O Teatro Sá da Bandeira, em Santarém, recebe no dia 17 de abril, às 21h30, o espetáculo “Portugal não é um País Pequeno”, uma criação de teatro documental que propõe uma reflexão crítica sobre a ditadura e o passado colonial português em África.

Em declarações à Lusa, o encenador e intérprete André Amálio explicou que o espetáculo nasceu de um trabalho de recolha de entrevistas a portugueses que viveram em Angola e Moçambique e que ficaram conhecidos como “os retornados”.

“É um trabalho que olha para a experiência dos colonos quando estão em África, para a sua vida lá, e depois para o impacto do 25 de Abril e da chegada de centenas de milhares de pessoas a Portugal”, afirmou.

O encenador sublinhou que muitos dos testemunhos recolhidos revelam uma aceitação do racismo, da discriminação racial e da violência colonial como algo “normal”, uma perceção que o espetáculo procura “questionar e problematizar”.

“O que mais me surpreendeu foi encontrar uma grande falta de visão crítica sobre este passado, com a aceitação do racismo e da discriminação como se fossem algo normal, quando não eram”, sublinhou, acrescentando que o espetáculo confronta esses discursos com a documentação oficial do Estado Novo, que revela “uma realidade completamente diferente”, marcada pela opressão.
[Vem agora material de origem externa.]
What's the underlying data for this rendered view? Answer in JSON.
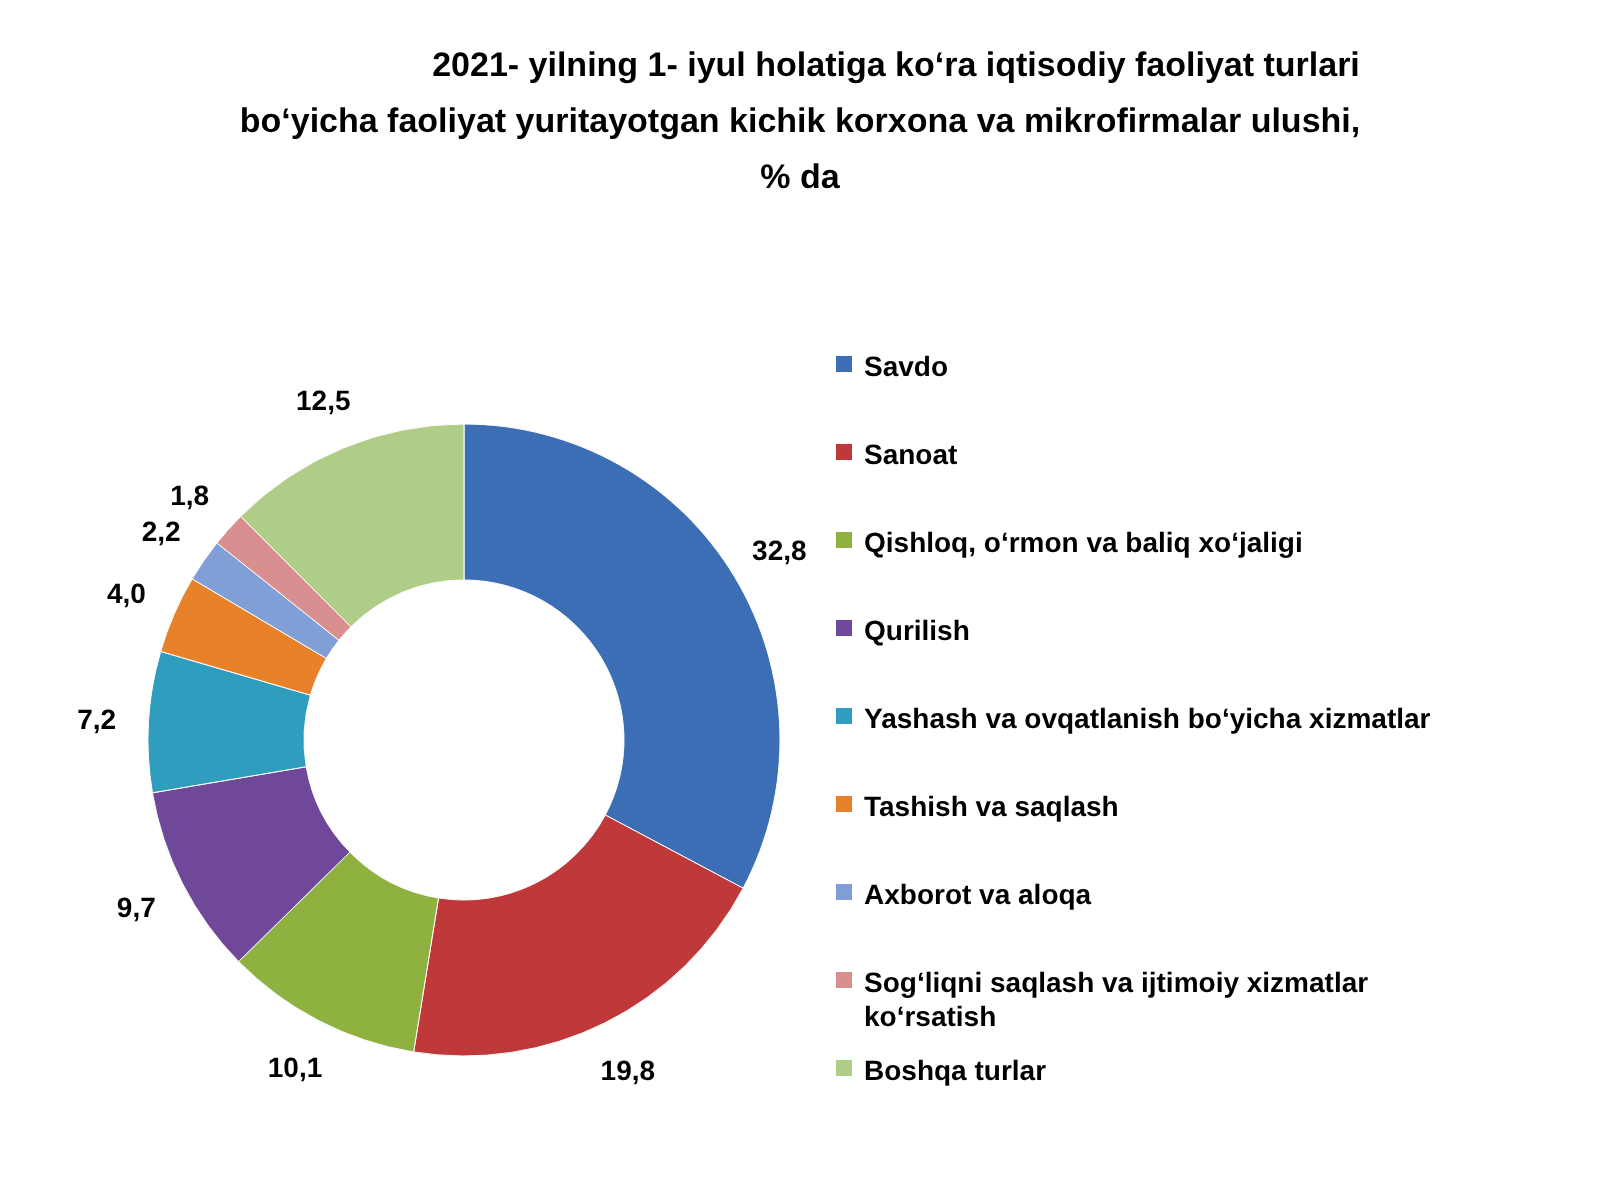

O responsável explicou que o espetáculo procura também dar espaço a memórias frequentemente silenciadas e questionar a forma como o passado colonial continua a ser debatido “ou evitado” em Portugal.

“Ainda existe um enorme silenciamento e uma mitificação do nosso passado colonial que não corresponde ao que realmente aconteceu”, defendeu, referindo que, nos últimos anos, tem-se construído uma narrativa centrada apenas nos aspetos considerados mais positivos ou “mais bonitos” da história, deixando de fora experiências de opressão, violência e exclusão.
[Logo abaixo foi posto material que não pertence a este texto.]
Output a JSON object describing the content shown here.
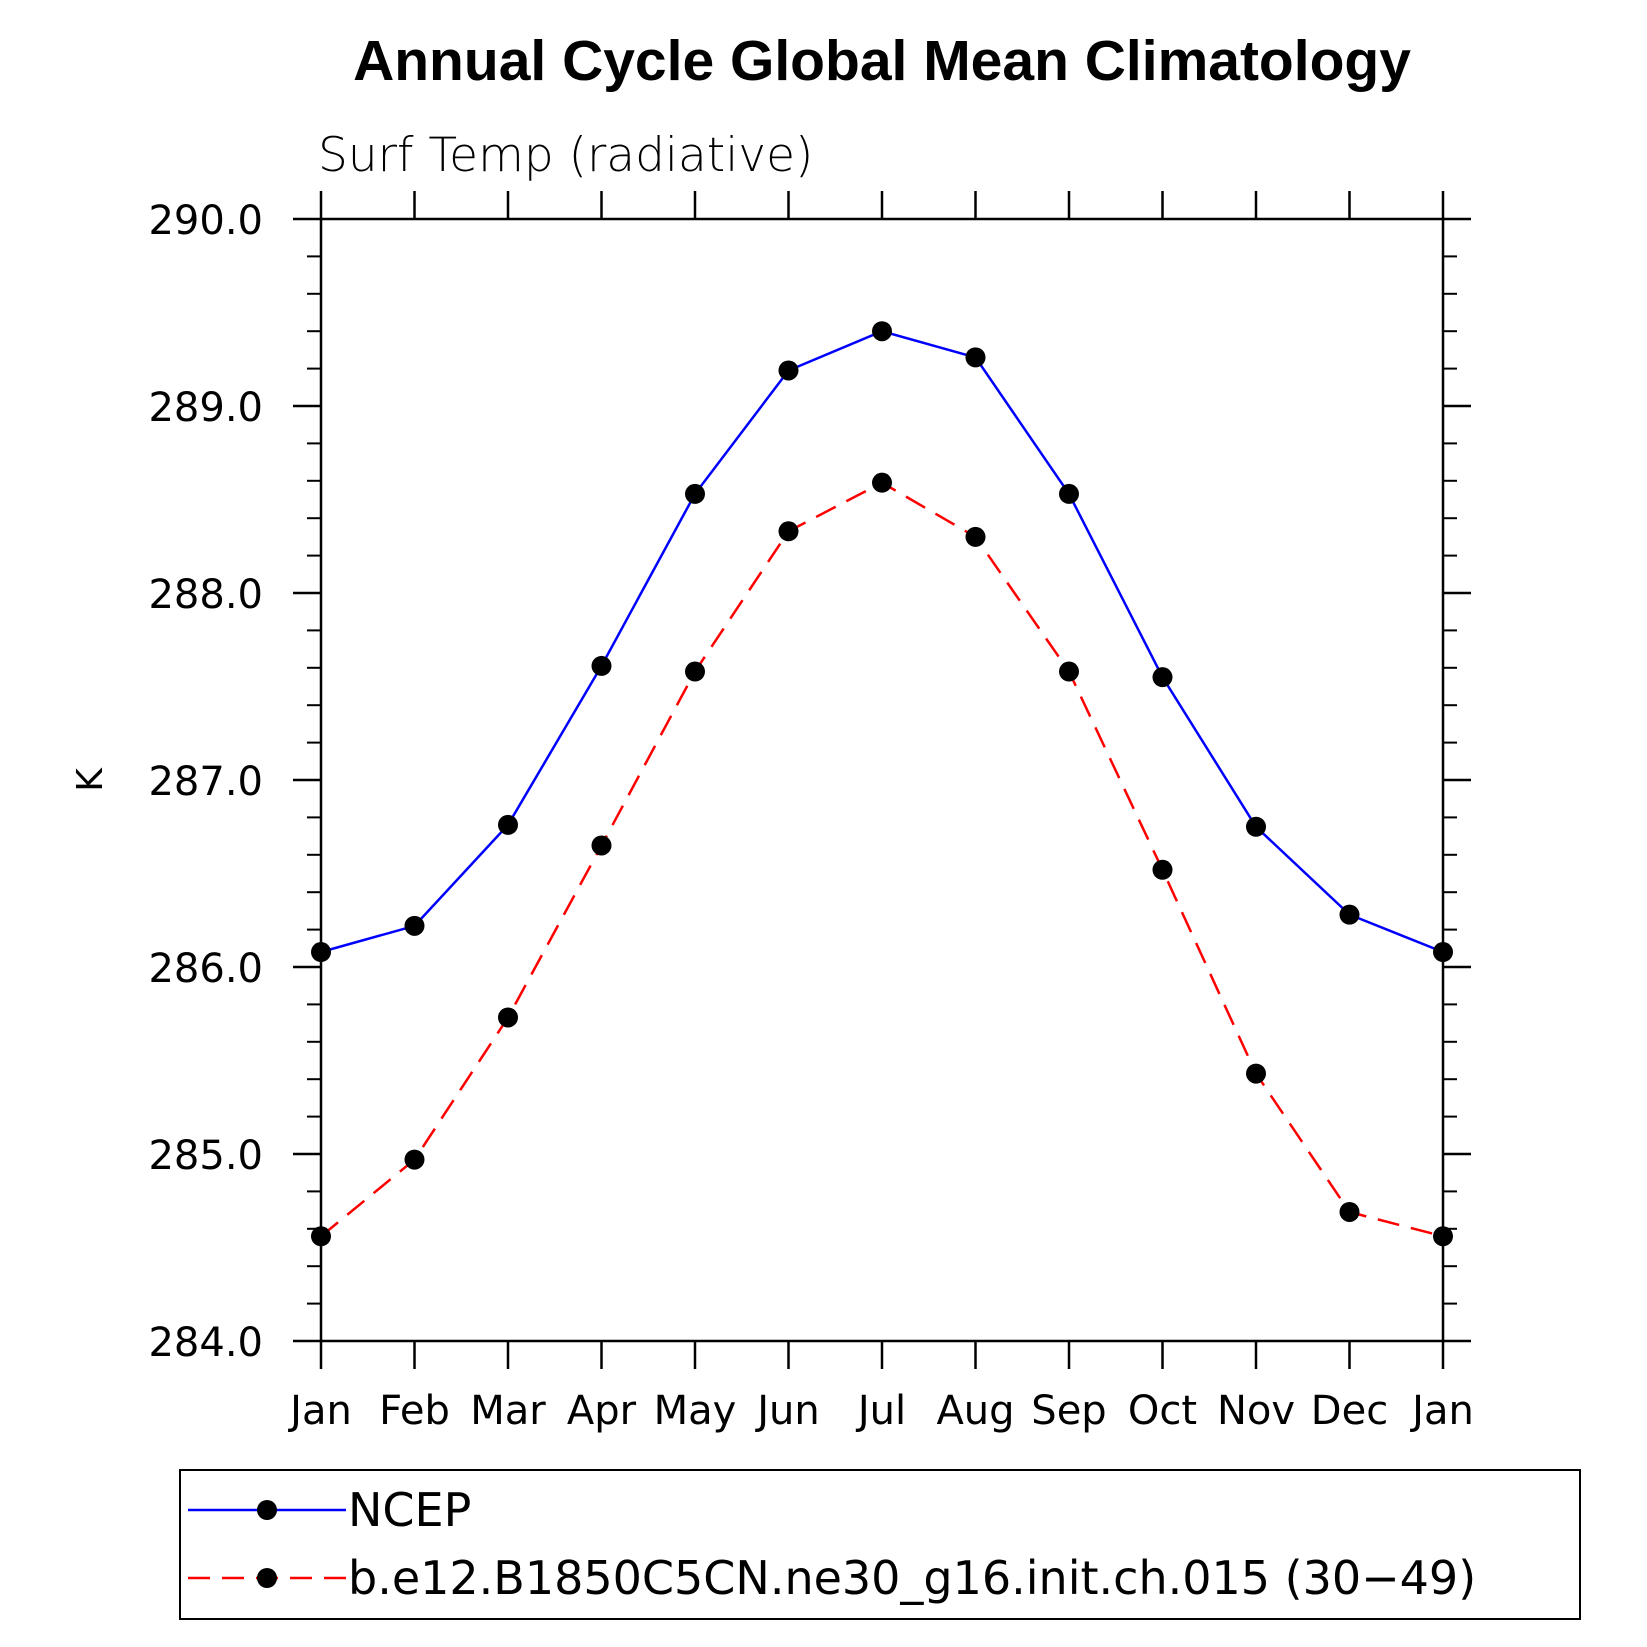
{
  "chart_data": {
    "type": "line",
    "title": "Annual Cycle Global Mean Climatology",
    "subtitle": "Surf Temp (radiative)",
    "xlabel": "",
    "ylabel": "K",
    "categories": [
      "Jan",
      "Feb",
      "Mar",
      "Apr",
      "May",
      "Jun",
      "Jul",
      "Aug",
      "Sep",
      "Oct",
      "Nov",
      "Dec",
      "Jan"
    ],
    "ylim": [
      284.0,
      290.0
    ],
    "yticks": [
      "284.0",
      "285.0",
      "286.0",
      "287.0",
      "288.0",
      "289.0",
      "290.0"
    ],
    "yminor_step": 0.2,
    "grid": false,
    "legend_position": "bottom",
    "series": [
      {
        "name": "NCEP",
        "color": "#0000ff",
        "dash": "solid",
        "values": [
          286.08,
          286.22,
          286.76,
          287.61,
          288.53,
          289.19,
          289.4,
          289.26,
          288.53,
          287.55,
          286.75,
          286.28,
          286.08
        ]
      },
      {
        "name": "b.e12.B1850C5CN.ne30_g16.init.ch.015 (30−49)",
        "color": "#ff0000",
        "dash": "dashed",
        "values": [
          284.56,
          284.97,
          285.73,
          286.65,
          287.58,
          288.33,
          288.59,
          288.3,
          287.58,
          286.52,
          285.43,
          284.69,
          284.56
        ]
      }
    ]
  }
}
“A história foi vivida e sentida de vários pontos de vista e é fundamental compreendermos essa complexidade. É isso que o espetáculo pretende”, defendeu.

André Amálio considerou que o teatro documental contribui de forma decisiva para a revisão crítica da história, por se basear em documentos reais, como “arquivos, discursos políticos, leis, filmes, fotografias, histórias de vida”.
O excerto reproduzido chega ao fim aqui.